Elections are good. But, surveying the aforementioned media, some days, you’d never know that.
Take, for example (please), Ontario. In a couple days, an election is about to get officially underway in Ontario. And that is a good, good thing.
Many hacks and the flaks, however, don’t think so. Kathleen Wynne is one of them. Wynne was selected as Ontario Liberal leader by a few hundred Grit delegates more than a year ago, but she hasn’t been elected by millions of Ontarians in a general election. Despite that, she very much gave everyone the impression she wanted to continue in that role – Selected, not Elected – for the foreseeable future. The pesky Opposition, however, decided to vote against her 2014 budget. The arrogance!
Mortified, Wynne later appeared at a Toronto bar to sound mortified. “We would have loved to have had the opportunity to immediately implement that budget, but [NDP Leader] Andrea Horwath and [PC Leader] Tim Hudak decided they want an election,” she said, with a straight face. Behind her, Liberal staffers held up prepared signs reading “WHAT LEADERSHIP IS,” apparently unaware that, grammatically, you should never end a sentence sounding like Yoda. (Or, politically, raise a question you can’t answer.)

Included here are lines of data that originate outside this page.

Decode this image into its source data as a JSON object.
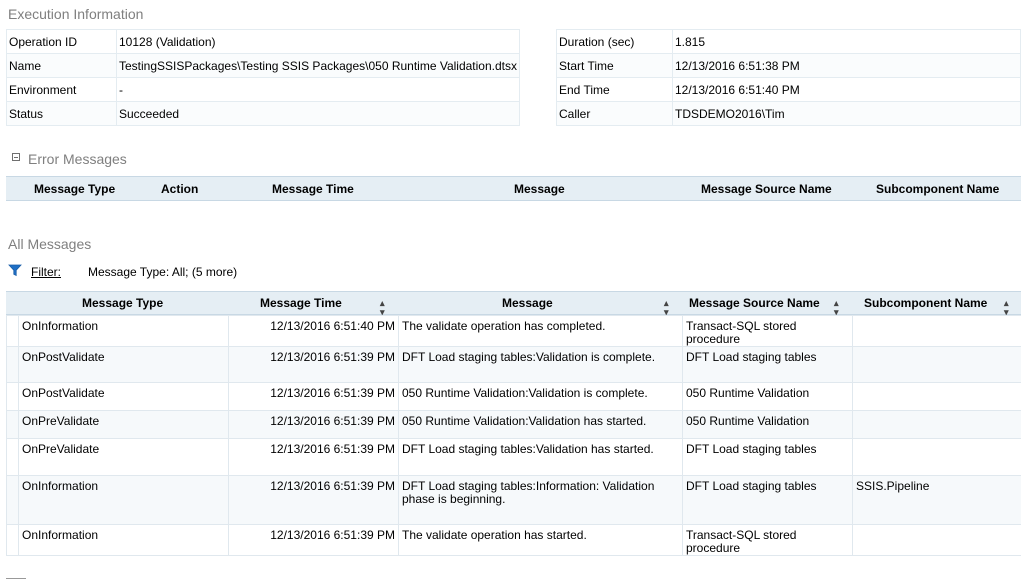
{
  "execution": {
    "title": "Execution Information",
    "left": [
      {
        "label": "Operation ID",
        "value": "10128 (Validation)"
      },
      {
        "label": "Name",
        "value": "TestingSSISPackages\\Testing SSIS Packages\\050 Runtime Validation.dtsx"
      },
      {
        "label": "Environment",
        "value": "-"
      },
      {
        "label": "Status",
        "value": "Succeeded"
      }
    ],
    "right": [
      {
        "label": "Duration (sec)",
        "value": "1.815"
      },
      {
        "label": "Start Time",
        "value": "12/13/2016 6:51:38 PM"
      },
      {
        "label": "End Time",
        "value": "12/13/2016 6:51:40 PM"
      },
      {
        "label": "Caller",
        "value": "TDSDEMO2016\\Tim"
      }
    ]
  },
  "errors": {
    "title": "Error Messages",
    "columns": [
      "Message Type",
      "Action",
      "Message Time",
      "Message",
      "Message Source Name",
      "Subcomponent Name"
    ]
  },
  "all": {
    "title": "All Messages",
    "filter_label": "Filter:",
    "filter_value": "Message Type: All;  (5 more)",
    "columns": [
      "Message Type",
      "Message Time",
      "Message",
      "Message Source Name",
      "Subcomponent Name"
    ],
    "rows": [
      {
        "type": "OnInformation",
        "time": "12/13/2016 6:51:40 PM",
        "message": "The validate operation has completed.",
        "source": "Transact-SQL stored procedure",
        "sub": ""
      },
      {
        "type": "OnPostValidate",
        "time": "12/13/2016 6:51:39 PM",
        "message": "DFT Load staging tables:Validation is complete.",
        "source": "DFT Load staging tables",
        "sub": ""
      },
      {
        "type": "OnPostValidate",
        "time": "12/13/2016 6:51:39 PM",
        "message": "050 Runtime Validation:Validation is complete.",
        "source": "050 Runtime Validation",
        "sub": ""
      },
      {
        "type": "OnPreValidate",
        "time": "12/13/2016 6:51:39 PM",
        "message": "050 Runtime Validation:Validation has started.",
        "source": "050 Runtime Validation",
        "sub": ""
      },
      {
        "type": "OnPreValidate",
        "time": "12/13/2016 6:51:39 PM",
        "message": "DFT Load staging tables:Validation has started.",
        "source": "DFT Load staging tables",
        "sub": ""
      },
      {
        "type": "OnInformation",
        "time": "12/13/2016 6:51:39 PM",
        "message": "DFT Load staging tables:Information: Validation phase is beginning.",
        "source": "DFT Load staging tables",
        "sub": "SSIS.Pipeline"
      },
      {
        "type": "OnInformation",
        "time": "12/13/2016 6:51:39 PM",
        "message": "The validate operation has started.",
        "source": "Transact-SQL stored procedure",
        "sub": ""
      }
    ]
  },
  "colors": {
    "header_bg": "#e5eef4",
    "border": "#d0dde6",
    "title": "#7f7f7f",
    "filter_icon": "#1f6fc5"
  }
}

Wynne’s candidates were also in high dudgeon over the Opposition, you know, opposing. For example, the Liberal candidate for Algoma-Manitoulin, Craig Hughson, has been getting ready for an election for months. But there he was in the Manitoulin Expositor over the weekend, professing his shock and horror that democracy has unexpectedly broken out. “I am surprised but ready for this unnecessary election,” said Hughson, an authority in sucking and blowing at the same time.

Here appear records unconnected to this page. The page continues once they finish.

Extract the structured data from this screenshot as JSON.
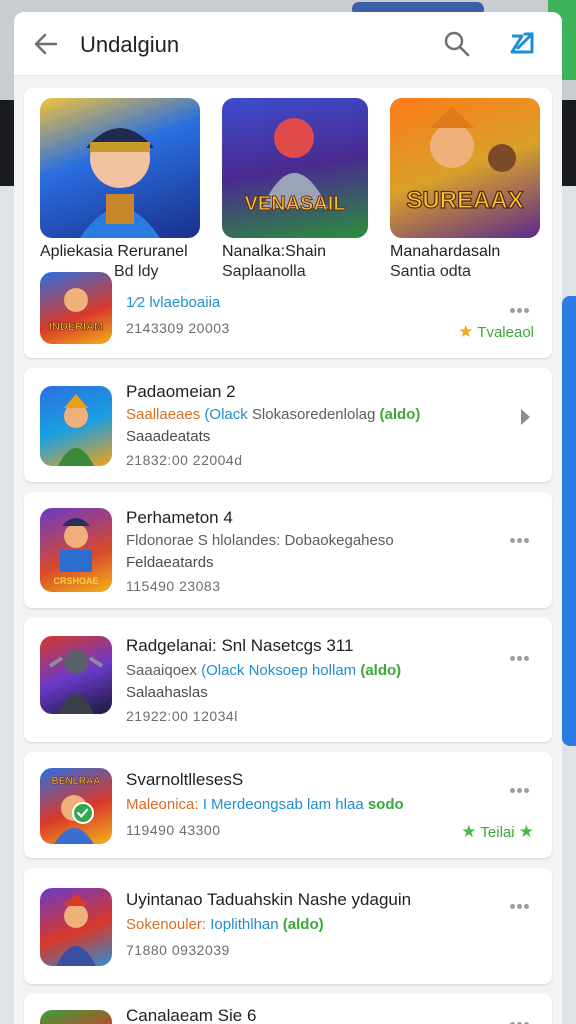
{
  "header": {
    "title": "Undalgiun",
    "back_icon": "back-arrow-icon",
    "search_icon": "search-icon",
    "action_icon": "expand-icon",
    "accent": "#1a8fd6"
  },
  "featured": {
    "apps": [
      {
        "name": "Apliekasia Reruranel",
        "sub": "Bd ldy"
      },
      {
        "name": "Nanalka:Shain",
        "sub": "Saplaanolla",
        "art_text": "VENASAIL"
      },
      {
        "name": "Manahardasaln",
        "sub": "Santia odta",
        "art_text": "SUREAAX"
      }
    ],
    "row": {
      "art_text": "INDERIAM",
      "title": "1⁄2 lvlaeboaiia",
      "date": "2143309 20003",
      "rating_label": "Tvaleaol"
    }
  },
  "list": [
    {
      "title": "Padaomeian 2",
      "desc": [
        "Saallaeaes",
        "(Olack",
        "Slokasoredenlolag",
        "(aldo)"
      ],
      "cat": "Saaadeatats",
      "date": "21832:00 22004d",
      "trailing": "chevron-right-icon"
    },
    {
      "title": "Perhameton 4",
      "desc": [
        "",
        "",
        "Fldonorae S hlolandes: Dobaokegaheso",
        ""
      ],
      "cat": "Feldaeatards",
      "date": "115490 23083",
      "art_text": "CRSHOAE",
      "trailing": "more-icon"
    },
    {
      "title": "Radgelanai: Snl Nasetcgs 311",
      "desc": [
        "Saaaiqoex",
        "(Olack",
        "Noksoep hollam",
        "(aldo)"
      ],
      "cat": "Salaahaslas",
      "date": "21922:00 12034l",
      "trailing": "more-icon"
    },
    {
      "title": "SvarnoltllesesS",
      "desc": [
        "Maleonica:",
        "I Merdeongsab lam",
        "hlaa",
        "sodo"
      ],
      "cat": "",
      "date": "119490 43300",
      "art_text": "BENLRAA",
      "rating_label": "Teilai",
      "trailing": "more-icon"
    },
    {
      "title": "Uyintanao Taduahskin Nashe ydaguin",
      "desc": [
        "Sokenouler:",
        "",
        "Ioplithlhan",
        "(aldo)"
      ],
      "cat": "",
      "date": "71880 0932039",
      "trailing": "more-icon"
    },
    {
      "title": "Canalaeam Sie 6",
      "desc": [
        "",
        "",
        "",
        ""
      ],
      "cat": "",
      "date": "",
      "trailing": "more-icon"
    }
  ]
}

So too some media. The Toronto Star’s biggest front-page story in Sunday’s paper huffed that the Opposition’s desire to have an election was “backfiring,” quote unquote. “Forcing” Wynne into the June 12 election, as the Star put it, was somehow a bad thing. Why?
Well, because a poll told them so. The Liberals were going to win again, decreed the pollsters, so why bother? Left out of the Star’s analysis was disclosure that the polling firm in question, Forum, had previously declared that the Wildrose Party would win a huge majority in Alberta in 2012 (wrong), the Parti Quebecois would win a huge majority in 2012 (wrong), and that the B.C. NDP would win a huge majority in 2013 (wrong).

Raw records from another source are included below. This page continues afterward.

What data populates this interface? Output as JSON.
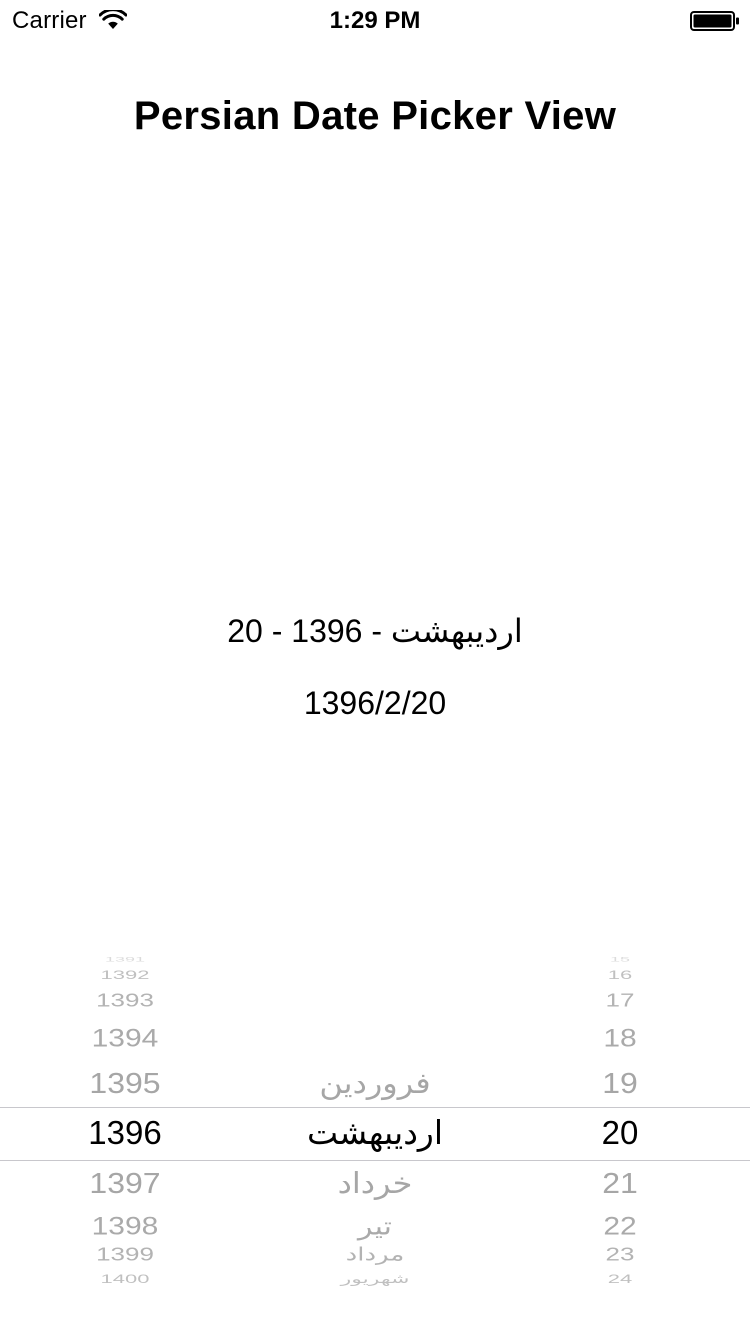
{
  "status_bar": {
    "carrier": "Carrier",
    "time": "1:29 PM",
    "wifi_icon": "wifi-icon",
    "battery_icon": "battery-full-icon"
  },
  "title": "Persian Date Picker View",
  "result": {
    "persian_text": "20 - اردیبهشت - 1396",
    "numeric_text": "1396/2/20"
  },
  "picker": {
    "years": [
      "1391",
      "1392",
      "1393",
      "1394",
      "1395",
      "1396",
      "1397",
      "1398",
      "1399",
      "1400"
    ],
    "months": [
      "فروردین",
      "اردیبهشت",
      "خرداد",
      "تیر",
      "مرداد",
      "شهریور"
    ],
    "days": [
      "15",
      "16",
      "17",
      "18",
      "19",
      "20",
      "21",
      "22",
      "23",
      "24"
    ],
    "selected": {
      "year": "1396",
      "month": "اردیبهشت",
      "day": "20"
    }
  },
  "colors": {
    "background": "#ffffff",
    "text": "#000000",
    "picker_unselected": "#a6a6a6",
    "picker_separator": "#c8c7cc"
  }
}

But the message – from the selected Premier, the unelected candidates, and some feckless media – was the same: elections are unwanted. They’re “unnecessary,” even.
Sorry, but that’s a damnable lie. Every day, in every part of the world, millions of people pray that they could have what Canadians have. They risk life and limb to get here, in fact, to live in a democracy. And, at the risk of stating the blindingly obvious, they know that you cannot have democracy without elections.
The likes of Wynne and Hughson deserve to be condemned for implying that democracy is unwanted. It isn’t.
They, however, may well be after June 12.